BIEN QU’IL SOIT ENCORE expérimental, c’est un appoint éventuel au traitement des phobies que suggère un travail d’équipes suisse, allemande et américaine. Il s’agissait de proposer à des volontaires atteints soit de phobie sociale, soit de la peur des araignées, de prendre des corticoïdes peu avant l’exposition à l’agent phobogène. Le test thérapeutique s’est révélé probant, puisque les corticoïdes ont agi favorablement sur la symptomatologie.
Le point de départ du travail de Leila M. Soravia et coll. est un fait connu : il existe une libération de corticoïdes au cours des situations effrayantes. L’équipe s’est alors posé la question : l’hormone, à l’inverse, peut-elle moduler la sensation de peur ? D’autant qu’il est connu que des taux élevés de corticoïdes altèrent la montée des émotions.
Deux groupes de volontaires ont été constitués. L’un de 40 personnes atteintes de phobie sociale, l’autre de 20 arachnophobiques.
Discours et calcul mental face à un public.
Dans le cas de la phobie sociale, les sujets ont reçu soit 25 mg de cortisone, soit un placebo, une heure avant la mise en situation de phobie. Le test (Tsst, pour Trier social stress test) consistait en un discours non préparé et un calcul mental face à un public. Le Tsst est considéré comme un fort stimulus pour ce type de phobiques. Les sujets s’y sentent scrutés et redoutent de réaliser une action embarrassante ou humiliante. Les sujets sous cortisone décrivent une moindre sensation de peur, avant, pendant et après l’exposition au test. Ce que confirme une échelle visuelle analogique. De même, leur anxiété est réduite. En ce qui concerne la fréquence cardiaque, si elle s’élève de façon identique sous cortisone ou sous placebo, le retour à la normale est plus rapide sous hormone.

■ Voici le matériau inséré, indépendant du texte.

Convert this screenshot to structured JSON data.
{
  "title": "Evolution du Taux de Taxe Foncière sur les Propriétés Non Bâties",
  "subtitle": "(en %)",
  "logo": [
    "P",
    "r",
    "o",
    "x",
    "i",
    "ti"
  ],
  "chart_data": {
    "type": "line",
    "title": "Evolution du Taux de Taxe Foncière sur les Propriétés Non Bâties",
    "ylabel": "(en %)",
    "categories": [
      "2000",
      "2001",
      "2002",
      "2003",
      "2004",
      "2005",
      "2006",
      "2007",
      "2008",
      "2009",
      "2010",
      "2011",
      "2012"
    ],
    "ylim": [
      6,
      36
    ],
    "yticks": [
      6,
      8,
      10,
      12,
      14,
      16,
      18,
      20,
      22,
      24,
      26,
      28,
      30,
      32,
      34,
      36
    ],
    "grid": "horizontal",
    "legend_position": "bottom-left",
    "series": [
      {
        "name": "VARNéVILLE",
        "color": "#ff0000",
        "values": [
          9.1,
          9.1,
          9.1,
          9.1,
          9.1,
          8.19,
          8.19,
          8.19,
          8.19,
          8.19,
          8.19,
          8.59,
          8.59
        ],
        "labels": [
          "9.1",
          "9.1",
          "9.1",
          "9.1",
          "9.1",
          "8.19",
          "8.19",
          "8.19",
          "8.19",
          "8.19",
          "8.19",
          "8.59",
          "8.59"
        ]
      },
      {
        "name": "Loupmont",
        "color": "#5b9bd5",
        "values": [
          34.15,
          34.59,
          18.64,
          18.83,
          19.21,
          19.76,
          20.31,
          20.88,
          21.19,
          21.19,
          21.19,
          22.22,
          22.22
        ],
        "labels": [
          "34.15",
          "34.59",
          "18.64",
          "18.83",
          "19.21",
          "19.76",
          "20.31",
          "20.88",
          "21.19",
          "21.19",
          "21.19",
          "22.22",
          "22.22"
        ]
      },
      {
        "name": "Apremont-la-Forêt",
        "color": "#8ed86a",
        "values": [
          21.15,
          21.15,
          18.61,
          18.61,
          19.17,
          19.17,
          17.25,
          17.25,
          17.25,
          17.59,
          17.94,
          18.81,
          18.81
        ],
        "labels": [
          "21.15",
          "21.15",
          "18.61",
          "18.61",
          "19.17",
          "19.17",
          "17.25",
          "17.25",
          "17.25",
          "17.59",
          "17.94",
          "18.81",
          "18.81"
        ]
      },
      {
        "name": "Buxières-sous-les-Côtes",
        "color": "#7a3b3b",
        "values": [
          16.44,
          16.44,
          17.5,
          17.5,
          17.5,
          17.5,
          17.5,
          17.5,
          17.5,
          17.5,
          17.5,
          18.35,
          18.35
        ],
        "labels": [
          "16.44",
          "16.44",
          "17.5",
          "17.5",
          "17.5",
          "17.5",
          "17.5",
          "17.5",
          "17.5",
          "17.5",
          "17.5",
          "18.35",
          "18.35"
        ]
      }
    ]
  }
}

Pour tester les arachnophobes, les chercheurs les ont confrontés à une photo, à six reprises sur une période de quinze jours. Le cortisol, ou le placebo, était administré à raison de 10 mg par voie orale, une heure avant le test. En fait, le traitement n’était proposé que de la deuxième à la cinquième exposition, la première et la dernière servant de niveau de référence. Les corticoïdes, comme dans la phobie sociale, permettent de réduire la sensation de peur. Les chercheurs ont été surpris de noter une espèce d’effet rémanent du traitement, puisque deux jours après la prise d’une dose unique de 10 mg, la sensation de peur était encore réduite au cours d’un test. Ils y voient une action des corticoïdes sur la consolidation à long terme des informations nouvelles. L’hormone aurait favorisé l’abaissement du seuil de peur en facilitant la mémorisation « d’expériences correctrices ».

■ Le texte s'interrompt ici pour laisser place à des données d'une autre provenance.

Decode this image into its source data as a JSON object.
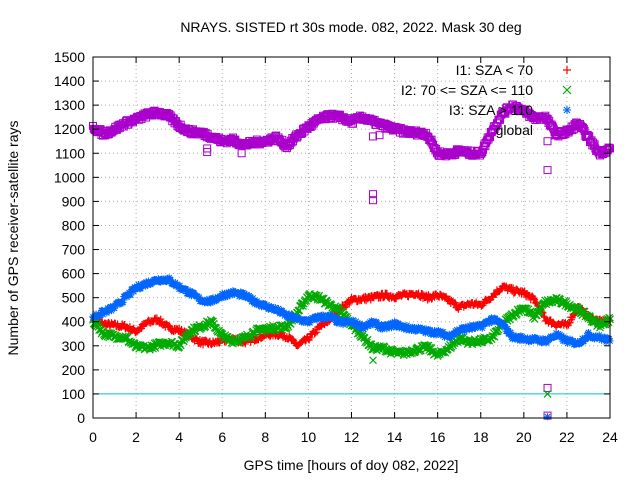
{
  "chart_data": {
    "type": "scatter",
    "title": "NRAYS. SISTED rt 30s mode. 082, 2022. Mask 30 deg",
    "xlabel": "GPS time [hours of doy 082, 2022]",
    "ylabel": "Number of GPS receiver-satellite rays",
    "xlim": [
      0,
      24
    ],
    "ylim": [
      0,
      1500
    ],
    "xticks": [
      0,
      2,
      4,
      6,
      8,
      10,
      12,
      14,
      16,
      18,
      20,
      22,
      24
    ],
    "yticks": [
      0,
      100,
      200,
      300,
      400,
      500,
      600,
      700,
      800,
      900,
      1000,
      1100,
      1200,
      1300,
      1400,
      1500
    ],
    "grid": true,
    "legend_position": "top-right",
    "threshold_line": {
      "y": 100,
      "color": "#00c8d7"
    },
    "series": [
      {
        "name": "I1: SZA < 70",
        "marker": "+",
        "color": "#ff0000",
        "x": [
          0,
          0.5,
          1,
          1.5,
          2,
          2.5,
          3,
          3.5,
          4,
          4.5,
          5,
          5.5,
          6,
          6.5,
          7,
          7.5,
          8,
          8.5,
          9,
          9.5,
          10,
          10.5,
          11,
          11.5,
          12,
          12.5,
          13,
          13.5,
          14,
          14.5,
          15,
          15.5,
          16,
          16.5,
          17,
          17.5,
          18,
          18.5,
          19,
          19.5,
          20,
          20.5,
          21,
          21.5,
          22,
          22.5,
          23,
          23.5,
          24
        ],
        "y": [
          410,
          390,
          385,
          380,
          360,
          395,
          410,
          375,
          365,
          340,
          315,
          310,
          320,
          330,
          315,
          330,
          345,
          350,
          340,
          300,
          330,
          375,
          410,
          455,
          490,
          495,
          500,
          510,
          505,
          510,
          520,
          500,
          510,
          490,
          460,
          475,
          470,
          505,
          545,
          530,
          520,
          490,
          410,
          390,
          385,
          460,
          420,
          400,
          405
        ]
      },
      {
        "name": "I2: 70 <= SZA <= 110",
        "marker": "x",
        "color": "#00aa00",
        "x": [
          0,
          0.5,
          1,
          1.5,
          2,
          2.5,
          3,
          3.5,
          4,
          4.5,
          5,
          5.5,
          6,
          6.5,
          7,
          7.5,
          8,
          8.5,
          9,
          9.5,
          10,
          10.5,
          11,
          11.5,
          12,
          12.5,
          13,
          13.5,
          14,
          14.5,
          15,
          15.5,
          16,
          16.5,
          17,
          17.5,
          18,
          18.5,
          19,
          19.5,
          20,
          20.5,
          21,
          21.5,
          22,
          22.5,
          23,
          23.5,
          24
        ],
        "y": [
          405,
          350,
          340,
          335,
          295,
          290,
          305,
          315,
          300,
          360,
          380,
          400,
          340,
          320,
          330,
          360,
          370,
          375,
          380,
          440,
          510,
          500,
          470,
          440,
          390,
          340,
          290,
          290,
          270,
          270,
          285,
          295,
          260,
          290,
          330,
          315,
          320,
          330,
          390,
          430,
          460,
          420,
          480,
          490,
          475,
          450,
          420,
          385,
          410
        ]
      },
      {
        "name": "I3: SZA > 110",
        "marker": "*",
        "color": "#0066ff",
        "x": [
          0,
          0.5,
          1,
          1.5,
          2,
          2.5,
          3,
          3.5,
          4,
          4.5,
          5,
          5.5,
          6,
          6.5,
          7,
          7.5,
          8,
          8.5,
          9,
          9.5,
          10,
          10.5,
          11,
          11.5,
          12,
          12.5,
          13,
          13.5,
          14,
          14.5,
          15,
          15.5,
          16,
          16.5,
          17,
          17.5,
          18,
          18.5,
          19,
          19.5,
          20,
          20.5,
          21,
          21.5,
          22,
          22.5,
          23,
          23.5,
          24
        ],
        "y": [
          420,
          440,
          460,
          500,
          540,
          560,
          575,
          575,
          545,
          520,
          490,
          485,
          510,
          520,
          510,
          485,
          465,
          450,
          425,
          410,
          400,
          420,
          420,
          395,
          400,
          380,
          395,
          375,
          390,
          375,
          370,
          360,
          355,
          340,
          365,
          375,
          380,
          410,
          390,
          335,
          330,
          325,
          320,
          345,
          320,
          310,
          345,
          335,
          320
        ]
      },
      {
        "name": "global",
        "marker": "square",
        "color": "#aa00cc",
        "x": [
          0,
          0.5,
          1,
          1.5,
          2,
          2.5,
          3,
          3.5,
          4,
          4.5,
          5,
          5.5,
          6,
          6.5,
          7,
          7.5,
          8,
          8.5,
          9,
          9.5,
          10,
          10.5,
          11,
          11.5,
          12,
          12.5,
          13,
          13.5,
          14,
          14.5,
          15,
          15.5,
          16,
          16.5,
          17,
          17.5,
          18,
          18.5,
          19,
          19.5,
          20,
          20.5,
          21,
          21.5,
          22,
          22.5,
          23,
          23.5,
          24
        ],
        "y": [
          1210,
          1180,
          1200,
          1225,
          1240,
          1260,
          1270,
          1255,
          1215,
          1190,
          1185,
          1170,
          1150,
          1155,
          1135,
          1145,
          1150,
          1165,
          1130,
          1175,
          1210,
          1240,
          1255,
          1250,
          1230,
          1250,
          1230,
          1215,
          1200,
          1190,
          1185,
          1180,
          1100,
          1095,
          1110,
          1100,
          1100,
          1190,
          1265,
          1300,
          1275,
          1245,
          1250,
          1180,
          1185,
          1225,
          1165,
          1100,
          1120
        ]
      }
    ],
    "outliers": [
      {
        "series": "global",
        "x": 5.3,
        "y": 1120
      },
      {
        "series": "global",
        "x": 5.3,
        "y": 1105
      },
      {
        "series": "global",
        "x": 6.9,
        "y": 1100
      },
      {
        "series": "global",
        "x": 13.0,
        "y": 930
      },
      {
        "series": "global",
        "x": 13.0,
        "y": 905
      },
      {
        "series": "global",
        "x": 13.0,
        "y": 1170
      },
      {
        "series": "global",
        "x": 13.3,
        "y": 1175
      },
      {
        "series": "global",
        "x": 21.1,
        "y": 1030
      },
      {
        "series": "global",
        "x": 21.1,
        "y": 1150
      },
      {
        "series": "global",
        "x": 21.1,
        "y": 125
      },
      {
        "series": "global",
        "x": 21.1,
        "y": 10
      },
      {
        "series": "I2: 70 <= SZA <= 110",
        "x": 13.0,
        "y": 240
      },
      {
        "series": "I2: 70 <= SZA <= 110",
        "x": 21.1,
        "y": 100
      },
      {
        "series": "I3: SZA > 110",
        "x": 13.0,
        "y": 400
      },
      {
        "series": "I3: SZA > 110",
        "x": 21.1,
        "y": 5
      }
    ]
  }
}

Dans les deux groupes d’études, la persistance de l’anxiété générale, non liée à la phobie, et la non-modification de l’humeur, de la vigilance ou du calme ont permis de bien relier l’effet positif aux corticoïdes.
Inhiber le rappel de souvenirs désagréables.
L’équipe suggère que le traitement a réduit la peur soit en exerçant un effet anxiolytique direct, soit en modulant d’autres systèmes impliqués dans la peur. Ainsi, les corticoïdes peuvent avoir inhibé le rappel de souvenirs désagréables associés à l’objet phobique. Ils appuient cette hypothèse sur un constat fait précédemment, par eux-mêmes, chez des sujets victimes d’un stress posttraumatique.
«Nos découvertes actuelles peuvent avoir également des implications cliniques importantes. En effet, les actuelles possibilités psycho- et pharmacothérapiques des phobies ne sont pas satisfaisantes et le besoin de mise au point de traitements efficaces visant à réduire la peur se fait sentir, insistent les auteurs… Ainsi, le traitement par corticoïdes, en association avec des techniques d’expositions au cours de thérapies cognitivo-comportementales, peut aider à réduire la peur et à faciliter l’extinction de la peur phobique. De plus (…) les corticoïdes amenuisent le souvenir d’événements traumatisants.»
« Proceedings of the National Academy of Sciences », 4 avril 2006, vol. 103, n° 14, pp. 5585-5590.